Paul au pays de Rimbaud et Juliette (dernière version - Chapitre 24)

XXIV

 

OÙ PAUL EST QUESTIONNÉ ET FAIT UN RÊVE EN ABYSSINIE

 

 

Paul se dit que le lendemain il partirait pour Roche et il retourna au camping avec sa guitare. Au snack, un groupe se trouvait en terrasse. Dont un guitariste. Ils jouèrent ensemble un moment avec plaisir; Paul se donna à fond, au chant comme à la guitare.

Lors d'une pause un homme que Paul croisait de temps en temps et qui l'appelait «Rimbaud», lui demanda:

  • C'est quoi ton pays d'amour?

  • L'Anjou, où je suis né.

L'ardennais était resté perplexe. Comme déçu. Mais lors de leur rencontre suivante, il l'appellera encore Rimbaud!

 

Paul décida ensuite d'aller dans un café dont il avait entendu parler. Il chanta des poèmes de Rimbaud à la patronne. Il rencontra ensuite son fils qui apparemment savait des choses sur leur poète.

Celui-ci lui raconta que le grand-père ou l'arrière grand-père de son ex était garde-champêtre et que du côté d'Attigny il avait recueilli Rimbaud et Verlaine dans les fossés, complètement bourrés...

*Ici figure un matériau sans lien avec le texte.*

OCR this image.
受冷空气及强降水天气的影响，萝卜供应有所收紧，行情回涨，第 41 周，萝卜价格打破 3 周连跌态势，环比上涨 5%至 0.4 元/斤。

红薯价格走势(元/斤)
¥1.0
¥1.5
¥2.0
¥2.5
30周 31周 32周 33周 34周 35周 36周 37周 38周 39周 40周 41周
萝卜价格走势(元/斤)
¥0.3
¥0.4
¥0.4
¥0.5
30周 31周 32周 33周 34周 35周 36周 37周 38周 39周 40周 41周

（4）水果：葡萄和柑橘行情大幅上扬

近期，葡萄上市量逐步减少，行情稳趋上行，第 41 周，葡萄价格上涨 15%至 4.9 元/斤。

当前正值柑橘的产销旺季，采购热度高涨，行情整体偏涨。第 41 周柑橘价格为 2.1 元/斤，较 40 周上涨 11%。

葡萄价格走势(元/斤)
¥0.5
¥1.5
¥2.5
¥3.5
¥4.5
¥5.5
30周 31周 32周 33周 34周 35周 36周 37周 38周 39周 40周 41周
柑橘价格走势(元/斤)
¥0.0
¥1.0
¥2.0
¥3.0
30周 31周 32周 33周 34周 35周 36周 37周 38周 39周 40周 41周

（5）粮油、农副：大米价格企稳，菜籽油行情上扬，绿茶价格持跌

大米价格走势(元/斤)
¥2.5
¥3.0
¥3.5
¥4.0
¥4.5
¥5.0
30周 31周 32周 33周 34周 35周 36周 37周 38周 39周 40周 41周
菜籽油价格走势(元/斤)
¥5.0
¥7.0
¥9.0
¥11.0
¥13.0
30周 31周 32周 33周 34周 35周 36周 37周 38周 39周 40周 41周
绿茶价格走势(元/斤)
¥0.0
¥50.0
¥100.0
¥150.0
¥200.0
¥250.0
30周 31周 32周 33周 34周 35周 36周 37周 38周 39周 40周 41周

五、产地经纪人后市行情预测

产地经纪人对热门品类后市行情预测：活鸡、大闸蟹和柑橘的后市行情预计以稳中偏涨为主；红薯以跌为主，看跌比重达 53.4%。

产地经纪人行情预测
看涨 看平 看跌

Il lui dit aussi que près de Mourmelon était la campagne qui ressemblait le plus à celle d'autrefois. Mais il lui déconseillait d'y aller. Il y avait une base militaire!

Il lui conseilla plutôt d'aller aux archives départementales pour voir à quoi ressemblait le paysage de Roche au temps de Rimbaud. Et par internet, on pouvait accéder à ces informations.

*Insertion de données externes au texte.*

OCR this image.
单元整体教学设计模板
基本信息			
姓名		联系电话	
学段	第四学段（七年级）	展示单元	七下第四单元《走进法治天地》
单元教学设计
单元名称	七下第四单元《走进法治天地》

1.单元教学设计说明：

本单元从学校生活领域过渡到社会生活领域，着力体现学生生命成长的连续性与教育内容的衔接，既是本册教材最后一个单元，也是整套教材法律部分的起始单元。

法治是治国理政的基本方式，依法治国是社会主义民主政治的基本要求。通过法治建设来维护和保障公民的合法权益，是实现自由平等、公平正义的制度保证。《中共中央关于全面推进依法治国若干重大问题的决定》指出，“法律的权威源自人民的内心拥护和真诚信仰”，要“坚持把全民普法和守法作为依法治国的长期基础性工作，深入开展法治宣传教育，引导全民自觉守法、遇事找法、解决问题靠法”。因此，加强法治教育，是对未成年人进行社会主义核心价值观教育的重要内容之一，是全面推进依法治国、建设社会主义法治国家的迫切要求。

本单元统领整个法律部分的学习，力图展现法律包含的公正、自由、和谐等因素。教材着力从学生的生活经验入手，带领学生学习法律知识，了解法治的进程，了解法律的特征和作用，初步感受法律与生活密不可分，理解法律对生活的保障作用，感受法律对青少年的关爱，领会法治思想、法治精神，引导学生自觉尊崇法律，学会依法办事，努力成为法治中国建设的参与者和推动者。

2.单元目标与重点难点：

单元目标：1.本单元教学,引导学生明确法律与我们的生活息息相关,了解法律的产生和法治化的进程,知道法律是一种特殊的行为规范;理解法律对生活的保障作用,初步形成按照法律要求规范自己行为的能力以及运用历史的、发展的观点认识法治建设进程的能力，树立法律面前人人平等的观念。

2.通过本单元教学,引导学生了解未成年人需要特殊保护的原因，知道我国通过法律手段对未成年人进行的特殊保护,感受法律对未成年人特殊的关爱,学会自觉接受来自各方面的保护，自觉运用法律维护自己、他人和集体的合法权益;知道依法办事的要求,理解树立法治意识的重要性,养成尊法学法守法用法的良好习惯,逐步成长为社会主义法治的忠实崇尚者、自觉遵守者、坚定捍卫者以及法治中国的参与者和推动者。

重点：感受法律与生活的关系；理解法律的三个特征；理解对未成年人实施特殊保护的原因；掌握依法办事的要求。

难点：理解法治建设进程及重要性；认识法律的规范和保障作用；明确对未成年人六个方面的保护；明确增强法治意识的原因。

Il lui conseilla enfin d'aller à la Grotte-aux-Cailles à Charleville, où Rimbaud et Delahaye se rencontraient en secret. Des boutons et bougies avaient été retrouvées. Cela se situait route de Saint-Laurent; en bas de la côte, direction Romey et Vivier-au-Court.

À un moment, le jeune homme lui demanda:

  • Tu vas aller en Afrique?

  • Non, répondit Paul.

Le gars ne dit rien. Incompréhension.

 

Paul ne lui avait pas parlé de son roman. Le jeune homme lui aurait peut-être dit pour le convaincre que vouloir faire un roman sur Rimbaud sans aller en Abyssinie... enfin l'Éthiopie, ne pouvait pas valoir grand chose. Paul aurait répondu que vouloir qu'il soit allé jusque là-bas pour faire un bon roman sur Rimbaud, cela reviendrait à demander à Jules Verne d'avoir été sur la lune avant d'écrire De la Terre à la Lune. Était-ce un mauvais roman?

«Je croyais aussi que j'allais donner à mon roman du corps comme à un vin en venant ici. Mais ça, ça le bousillerait!», s'était dit Paul.

La soirée s'avançait. On lui dit de revenir telle date pour chanter devant du monde. Il dit qu'il essaierait de venir. Que ce serait un plaisir. Mais le pourrait-il?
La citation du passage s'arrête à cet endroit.